Malam itu, malam terakhir di kota kecil ini sebelum kembali berjuang di Kota Pahlawan. Dengan ditemani secangkir teh telur dan tentunya seorang teman yang menemani. Bukan gebetan, karena pastinya dia bukan perempuan. Seorang teman lama yang baru pulang dari mengikuti konferensi perminyakan di Doha, Qatar. Kebetulan dia adalah mahasiswa jurusan perminyakan di salah satu kampus swasta di Riau.
Di malam yang cukup sejuk itu, kami berdiskusi mengenai banyak hal. Perkuliahan, masa depan, hingga kontribusi kecil yang akan diberikan untuk Kampar ini. Hal yang mungkin terasa sedikit berat, apalagi ini malam minggu. Kita punya pilihan bagaimana menjalani malam minggu dengan kreatif dan produktif bukan?
Bukan sekali dua kali memang saya melakukan ini. Dengan teman yang berbeda, tempat yang sama dan pastinya juga dengan teh telur yang menemani. Tepatnya liburan semester lalu, saya bersama teman lain juga berdiskusi sehat. Membicarakan apa hal kecil yang bisa kita perbuat. Bahkan bukan hanya di tempat yang dikatakan “taman kota” ini. Bersama anak perantauan saat meet up di Jogja, kami pun membicarakan hal ini. Hanya saja bukan dengan teh telur. Melainkan susu sapi murni. Sepertinya teh telur memang cukup sulit dijumpai selain kampung halaman ini.
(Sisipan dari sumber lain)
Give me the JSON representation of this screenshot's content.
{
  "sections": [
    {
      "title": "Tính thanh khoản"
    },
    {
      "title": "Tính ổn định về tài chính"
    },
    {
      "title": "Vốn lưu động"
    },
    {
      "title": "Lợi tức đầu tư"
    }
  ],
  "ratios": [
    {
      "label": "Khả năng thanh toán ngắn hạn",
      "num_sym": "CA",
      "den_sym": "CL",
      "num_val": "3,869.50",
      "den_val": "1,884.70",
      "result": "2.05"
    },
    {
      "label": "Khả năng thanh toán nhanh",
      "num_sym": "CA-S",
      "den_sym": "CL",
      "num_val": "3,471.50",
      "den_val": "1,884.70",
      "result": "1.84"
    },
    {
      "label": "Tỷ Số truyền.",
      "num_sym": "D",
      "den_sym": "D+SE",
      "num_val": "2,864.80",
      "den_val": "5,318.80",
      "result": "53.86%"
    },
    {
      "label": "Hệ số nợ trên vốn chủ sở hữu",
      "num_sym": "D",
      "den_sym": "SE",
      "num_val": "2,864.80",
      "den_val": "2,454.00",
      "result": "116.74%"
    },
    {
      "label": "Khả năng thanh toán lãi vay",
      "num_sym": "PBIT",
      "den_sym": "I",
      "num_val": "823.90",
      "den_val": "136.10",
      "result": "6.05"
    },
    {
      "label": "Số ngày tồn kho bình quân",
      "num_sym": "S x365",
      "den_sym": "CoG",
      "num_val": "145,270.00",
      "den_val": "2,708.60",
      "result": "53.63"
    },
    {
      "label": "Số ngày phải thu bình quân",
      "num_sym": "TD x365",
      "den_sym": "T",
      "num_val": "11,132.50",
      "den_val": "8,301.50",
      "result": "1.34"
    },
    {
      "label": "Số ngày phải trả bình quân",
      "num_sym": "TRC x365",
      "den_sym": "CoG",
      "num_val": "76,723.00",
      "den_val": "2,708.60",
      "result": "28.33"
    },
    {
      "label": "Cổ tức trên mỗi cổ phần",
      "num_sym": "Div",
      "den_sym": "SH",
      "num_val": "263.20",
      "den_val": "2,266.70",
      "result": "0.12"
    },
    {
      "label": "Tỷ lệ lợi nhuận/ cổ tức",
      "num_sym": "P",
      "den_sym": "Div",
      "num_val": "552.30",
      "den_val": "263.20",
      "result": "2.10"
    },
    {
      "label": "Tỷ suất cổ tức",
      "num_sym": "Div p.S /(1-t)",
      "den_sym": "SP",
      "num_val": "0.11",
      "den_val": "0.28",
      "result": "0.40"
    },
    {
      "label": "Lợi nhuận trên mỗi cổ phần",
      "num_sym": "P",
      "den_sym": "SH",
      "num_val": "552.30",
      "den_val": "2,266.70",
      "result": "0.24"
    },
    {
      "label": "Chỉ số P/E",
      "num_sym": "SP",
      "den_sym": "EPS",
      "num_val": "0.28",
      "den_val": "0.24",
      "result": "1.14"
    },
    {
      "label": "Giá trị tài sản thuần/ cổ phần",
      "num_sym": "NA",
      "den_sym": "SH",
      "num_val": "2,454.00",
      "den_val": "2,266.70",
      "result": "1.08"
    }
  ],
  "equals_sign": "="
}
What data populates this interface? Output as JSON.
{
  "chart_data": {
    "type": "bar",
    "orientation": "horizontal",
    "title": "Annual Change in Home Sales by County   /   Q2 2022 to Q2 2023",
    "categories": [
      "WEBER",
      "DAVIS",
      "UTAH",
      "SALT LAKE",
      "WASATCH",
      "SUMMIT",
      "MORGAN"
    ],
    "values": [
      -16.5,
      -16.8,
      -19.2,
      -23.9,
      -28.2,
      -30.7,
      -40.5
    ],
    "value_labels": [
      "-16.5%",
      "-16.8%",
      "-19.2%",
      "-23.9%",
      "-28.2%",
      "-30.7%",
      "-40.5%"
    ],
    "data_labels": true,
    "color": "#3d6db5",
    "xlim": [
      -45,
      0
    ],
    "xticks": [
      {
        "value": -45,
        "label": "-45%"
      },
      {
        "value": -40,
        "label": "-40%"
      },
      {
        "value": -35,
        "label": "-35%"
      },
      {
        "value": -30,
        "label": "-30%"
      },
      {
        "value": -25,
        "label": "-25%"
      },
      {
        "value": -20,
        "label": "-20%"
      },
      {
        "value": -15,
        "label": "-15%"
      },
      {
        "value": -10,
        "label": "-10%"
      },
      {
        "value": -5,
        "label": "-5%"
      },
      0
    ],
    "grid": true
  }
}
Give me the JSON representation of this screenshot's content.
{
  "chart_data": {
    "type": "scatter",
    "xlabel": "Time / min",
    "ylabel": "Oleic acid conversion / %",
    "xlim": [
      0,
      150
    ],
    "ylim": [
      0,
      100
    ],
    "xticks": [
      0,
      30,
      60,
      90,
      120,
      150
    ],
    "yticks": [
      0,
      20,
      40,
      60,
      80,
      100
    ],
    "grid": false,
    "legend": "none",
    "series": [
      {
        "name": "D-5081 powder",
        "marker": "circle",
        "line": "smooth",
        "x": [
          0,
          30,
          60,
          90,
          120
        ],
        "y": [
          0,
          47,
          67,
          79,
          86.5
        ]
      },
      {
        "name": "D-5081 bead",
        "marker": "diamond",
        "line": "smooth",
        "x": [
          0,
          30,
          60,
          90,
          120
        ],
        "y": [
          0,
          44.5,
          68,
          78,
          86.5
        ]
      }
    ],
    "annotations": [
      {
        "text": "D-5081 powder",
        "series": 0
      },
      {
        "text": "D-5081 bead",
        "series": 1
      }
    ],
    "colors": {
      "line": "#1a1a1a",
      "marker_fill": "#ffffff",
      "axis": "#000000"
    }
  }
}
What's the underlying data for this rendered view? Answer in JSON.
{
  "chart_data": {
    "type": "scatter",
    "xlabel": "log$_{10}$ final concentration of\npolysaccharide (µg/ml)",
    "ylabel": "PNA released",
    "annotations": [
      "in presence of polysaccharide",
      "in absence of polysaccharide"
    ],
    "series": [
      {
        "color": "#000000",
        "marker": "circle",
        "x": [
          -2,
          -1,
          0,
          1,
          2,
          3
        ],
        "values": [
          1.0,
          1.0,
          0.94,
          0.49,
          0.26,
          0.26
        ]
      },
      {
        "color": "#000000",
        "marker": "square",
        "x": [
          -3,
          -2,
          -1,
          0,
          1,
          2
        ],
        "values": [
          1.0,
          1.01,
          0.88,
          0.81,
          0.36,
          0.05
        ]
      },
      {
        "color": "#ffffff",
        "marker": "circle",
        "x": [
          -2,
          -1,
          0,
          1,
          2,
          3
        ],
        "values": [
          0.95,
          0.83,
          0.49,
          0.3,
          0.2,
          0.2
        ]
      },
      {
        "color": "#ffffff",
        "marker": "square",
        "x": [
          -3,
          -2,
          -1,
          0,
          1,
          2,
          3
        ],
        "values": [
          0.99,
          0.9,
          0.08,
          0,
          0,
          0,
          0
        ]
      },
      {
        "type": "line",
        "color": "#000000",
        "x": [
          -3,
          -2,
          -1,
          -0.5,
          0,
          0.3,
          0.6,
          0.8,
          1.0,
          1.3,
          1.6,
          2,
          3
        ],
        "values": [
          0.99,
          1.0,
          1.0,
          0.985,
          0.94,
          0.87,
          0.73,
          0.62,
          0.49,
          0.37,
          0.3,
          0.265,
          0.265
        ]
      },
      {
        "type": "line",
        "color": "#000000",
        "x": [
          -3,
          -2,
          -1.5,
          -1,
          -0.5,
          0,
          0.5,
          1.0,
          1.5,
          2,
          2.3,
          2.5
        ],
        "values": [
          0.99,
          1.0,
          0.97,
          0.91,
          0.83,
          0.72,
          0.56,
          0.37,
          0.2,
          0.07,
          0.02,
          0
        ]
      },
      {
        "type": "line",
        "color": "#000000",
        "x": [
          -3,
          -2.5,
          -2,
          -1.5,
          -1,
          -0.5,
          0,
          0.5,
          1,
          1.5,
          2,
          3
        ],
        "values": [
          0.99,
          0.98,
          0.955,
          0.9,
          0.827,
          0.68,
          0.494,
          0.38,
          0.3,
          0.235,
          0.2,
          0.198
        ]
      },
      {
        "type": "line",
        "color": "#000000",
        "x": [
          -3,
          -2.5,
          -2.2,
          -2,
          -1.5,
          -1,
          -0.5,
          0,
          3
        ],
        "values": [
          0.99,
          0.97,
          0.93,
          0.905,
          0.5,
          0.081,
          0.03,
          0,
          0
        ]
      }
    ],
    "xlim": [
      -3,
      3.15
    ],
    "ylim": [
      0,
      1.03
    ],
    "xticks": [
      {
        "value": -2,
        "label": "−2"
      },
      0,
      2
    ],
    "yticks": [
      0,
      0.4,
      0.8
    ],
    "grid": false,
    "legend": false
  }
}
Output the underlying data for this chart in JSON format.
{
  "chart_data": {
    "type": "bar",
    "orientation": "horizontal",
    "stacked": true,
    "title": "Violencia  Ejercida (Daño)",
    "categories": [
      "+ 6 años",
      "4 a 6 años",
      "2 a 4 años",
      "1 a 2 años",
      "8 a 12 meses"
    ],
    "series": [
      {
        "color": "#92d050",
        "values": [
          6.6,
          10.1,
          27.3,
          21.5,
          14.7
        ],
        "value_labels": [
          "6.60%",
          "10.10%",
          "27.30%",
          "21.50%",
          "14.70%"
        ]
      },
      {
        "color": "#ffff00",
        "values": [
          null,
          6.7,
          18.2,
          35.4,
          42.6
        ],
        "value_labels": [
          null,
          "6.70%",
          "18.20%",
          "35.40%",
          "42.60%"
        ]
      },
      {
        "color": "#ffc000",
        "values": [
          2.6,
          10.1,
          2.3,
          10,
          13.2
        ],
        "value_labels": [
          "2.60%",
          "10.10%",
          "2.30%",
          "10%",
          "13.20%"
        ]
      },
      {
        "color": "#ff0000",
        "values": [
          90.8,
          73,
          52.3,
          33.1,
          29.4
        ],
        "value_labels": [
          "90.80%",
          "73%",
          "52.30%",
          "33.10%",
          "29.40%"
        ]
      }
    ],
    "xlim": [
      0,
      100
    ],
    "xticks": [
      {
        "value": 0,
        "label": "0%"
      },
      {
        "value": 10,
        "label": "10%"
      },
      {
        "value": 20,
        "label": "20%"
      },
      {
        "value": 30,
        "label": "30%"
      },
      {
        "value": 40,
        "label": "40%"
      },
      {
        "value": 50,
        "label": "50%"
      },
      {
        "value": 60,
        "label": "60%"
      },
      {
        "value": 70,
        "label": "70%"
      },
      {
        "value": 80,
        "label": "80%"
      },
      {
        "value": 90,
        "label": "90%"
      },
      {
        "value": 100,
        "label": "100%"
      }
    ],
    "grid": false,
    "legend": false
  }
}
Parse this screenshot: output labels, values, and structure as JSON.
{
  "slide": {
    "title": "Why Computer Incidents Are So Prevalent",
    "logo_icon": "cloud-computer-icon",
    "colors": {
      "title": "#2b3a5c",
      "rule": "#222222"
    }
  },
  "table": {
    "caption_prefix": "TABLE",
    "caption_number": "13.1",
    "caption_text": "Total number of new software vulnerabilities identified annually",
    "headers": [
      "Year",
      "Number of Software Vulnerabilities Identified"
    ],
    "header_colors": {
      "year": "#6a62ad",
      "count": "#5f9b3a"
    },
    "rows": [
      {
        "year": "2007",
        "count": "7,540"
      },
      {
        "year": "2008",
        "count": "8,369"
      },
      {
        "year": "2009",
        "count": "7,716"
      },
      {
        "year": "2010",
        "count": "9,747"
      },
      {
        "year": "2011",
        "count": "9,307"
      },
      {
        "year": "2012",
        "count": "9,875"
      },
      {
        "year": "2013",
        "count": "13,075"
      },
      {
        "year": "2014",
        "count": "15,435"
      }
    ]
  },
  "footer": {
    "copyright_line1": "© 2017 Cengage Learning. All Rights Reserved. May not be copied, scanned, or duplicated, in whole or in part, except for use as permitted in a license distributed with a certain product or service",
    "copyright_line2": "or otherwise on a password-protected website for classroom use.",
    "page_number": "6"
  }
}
Cukup beralasan memang tema diskusi yang sering kami bicarakan. Di tengah ketidakpedulian banyak anak muda terhadap bangsanya, kita butuh menghidupkan cahaya, bukan malah mengutuk kegelapan. Tidak mudah memang. Karena sifat ketidakpedulian atau bahkan kepesimisan banyak anak muda akan sangat mempengaruhi perjuangan kita. Hal ini terasa sekali ketika beberapa hari yang lalu saya berdiskusi dengan saudara dan kebetulan alumni yang sekolah yang sama. Entah karena faktor apa, berbagai alasan dia berikan. Tidak ada kuasa, tidak ada uang. Tapi tentu saja alasan itu lantas tidak bisa diterima. Karena ketika ditanya ide, dia tidak bisa memberikan ide dan solusi yang diberikan. Untunglah budaya diskusi membuat pikirannya tersentuh untuk kembali ke jalan yang seharusnya. Semoga.
Sebagai anak muda yang belajar di perantauan, izinkan saya berbagi 5 pesan dan perenungan untuk kita sesama anak muda. Sesama anak muda yang peduli dan menghidupkan kembali cahaya harapan untuk kejayaan bangsa ini.
Pertama. Bepergianlah, jangan biarkan dirimu kecil.
Pada dasarnya ini adalah sebuah keharusan untuk dilakukan. Telah dicontohkan oleh para nabi jauh sebelum kita dilahirkan. Bepergian dari Mekah ke Madinah, Syam, Thaif dan berbagai kota lainnya. Membawa misi perdagangan dan penyebaran agama. Begitu pula yang dilakukan oleh penjajah bangsa ini. Karena dengan bepergianlah mereka mampu meraih misinya. Gold, glory,dan gospel.
Anak muda bepergianlah. Izinkan dengan bepergian dan melakukan perjalanan dirimu membesarkan pikiran. Karena ada banyak hal besar yang perlu kita ketahui, yang butuh kita maknai. Sehingga diri ini tersadar bahwa apa yang selama ini kita lakukan masihlah sangat kecil. Kuliah di luar kota, konferensi di luar negeri, atau lakukan trip untuk pergi dari kampung halaman yang menjebak dengan kenyamanan.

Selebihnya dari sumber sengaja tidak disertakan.